Celui-ci souligne encore que les consultations spécialisées dans le domaine des douleurs chroniques et des troubles du sommeil qui verront le jour en 2018 sur le site de Pourtalès n’induisent pas d’investissement et devraient éviter des consultations hors canton. Enfin, le communiqué indique que «la répartition des investissements entre les sites principaux de l’HNE est favorable au site aigu des Montagnes, plus ancien», et cite divers travaux effectués, sans toutefois préciser qu’ils ont eu lieu avant le 12 février.

Trop de questions suscitées

On peut dire que l’ambiance ne s’améliore pas et que les renseignements fournis par le communiqué de la présidente soulèvent davantage de questions qu’ils n’apportent de réponses. Pourquoi autant de médecins ont quitté HNE? Pourquoi sont-ils surchargés? Pourquoi des médecins envoient-ils leurs patients hors canton? Autant de faits qui mériteraient des explications.

Pour notre part, nous estimons que les difficultés de l’hôpital ont commencé après la décision du Grand conseil de l’autonomiser, soit de le transformer en établissement de droit public, au début des années 2000 (contre l’avis des députés du groupe PopVertsSol). Concrètement, le Conseil d’Etat est alors devenu le garant financier, le Grand conseil ne pouvant cependant intervenir que par le biais du budget et des comptes.
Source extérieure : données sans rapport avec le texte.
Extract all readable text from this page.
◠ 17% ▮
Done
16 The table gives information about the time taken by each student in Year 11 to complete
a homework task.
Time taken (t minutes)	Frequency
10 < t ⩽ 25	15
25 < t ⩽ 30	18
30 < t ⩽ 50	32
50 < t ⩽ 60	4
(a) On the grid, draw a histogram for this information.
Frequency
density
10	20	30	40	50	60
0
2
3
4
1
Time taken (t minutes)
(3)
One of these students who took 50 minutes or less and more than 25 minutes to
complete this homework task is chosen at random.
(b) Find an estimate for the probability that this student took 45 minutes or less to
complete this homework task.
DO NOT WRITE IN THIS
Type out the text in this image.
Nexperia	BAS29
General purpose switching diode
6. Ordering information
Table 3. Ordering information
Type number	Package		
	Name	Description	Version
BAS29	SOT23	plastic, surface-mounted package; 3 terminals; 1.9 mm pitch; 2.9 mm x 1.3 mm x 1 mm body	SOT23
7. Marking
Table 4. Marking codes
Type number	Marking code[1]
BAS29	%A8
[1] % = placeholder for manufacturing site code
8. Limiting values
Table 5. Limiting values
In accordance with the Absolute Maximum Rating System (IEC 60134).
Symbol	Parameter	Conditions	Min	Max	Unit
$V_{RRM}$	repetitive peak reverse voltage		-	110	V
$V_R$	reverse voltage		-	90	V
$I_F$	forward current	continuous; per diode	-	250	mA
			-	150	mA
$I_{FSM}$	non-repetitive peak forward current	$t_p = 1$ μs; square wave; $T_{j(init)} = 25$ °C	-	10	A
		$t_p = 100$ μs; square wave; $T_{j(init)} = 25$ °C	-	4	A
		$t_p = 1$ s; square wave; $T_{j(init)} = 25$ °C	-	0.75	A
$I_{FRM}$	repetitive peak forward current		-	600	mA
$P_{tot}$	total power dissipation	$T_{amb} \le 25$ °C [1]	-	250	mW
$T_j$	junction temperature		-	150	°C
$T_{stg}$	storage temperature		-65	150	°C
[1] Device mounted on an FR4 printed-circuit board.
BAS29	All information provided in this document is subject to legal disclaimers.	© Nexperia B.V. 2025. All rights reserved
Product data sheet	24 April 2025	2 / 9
Cette volonté de «privatiser» certains services publics les oblige à être gérés selon les principes de l’économie libérale, où l’argent est au centre des décisions, que ce soit pour développer ou pour réduire leur fonctionnement. Les aspects économiques priment sur le principe de service public.

Pour sortir l’hôpital neuchâtelois de cet imbroglio et pour éviter que le dossier ne soit traité que par communiqués contradictoires, le ministre de la santé pourrait introduire des rencontres régulières entre des représentants du Conseil d’Etat, des trois villes, des vallées et d’HNE. Cela faciliterait l’écoute, qui demeure le seul outil pour apaiser les ressentiments.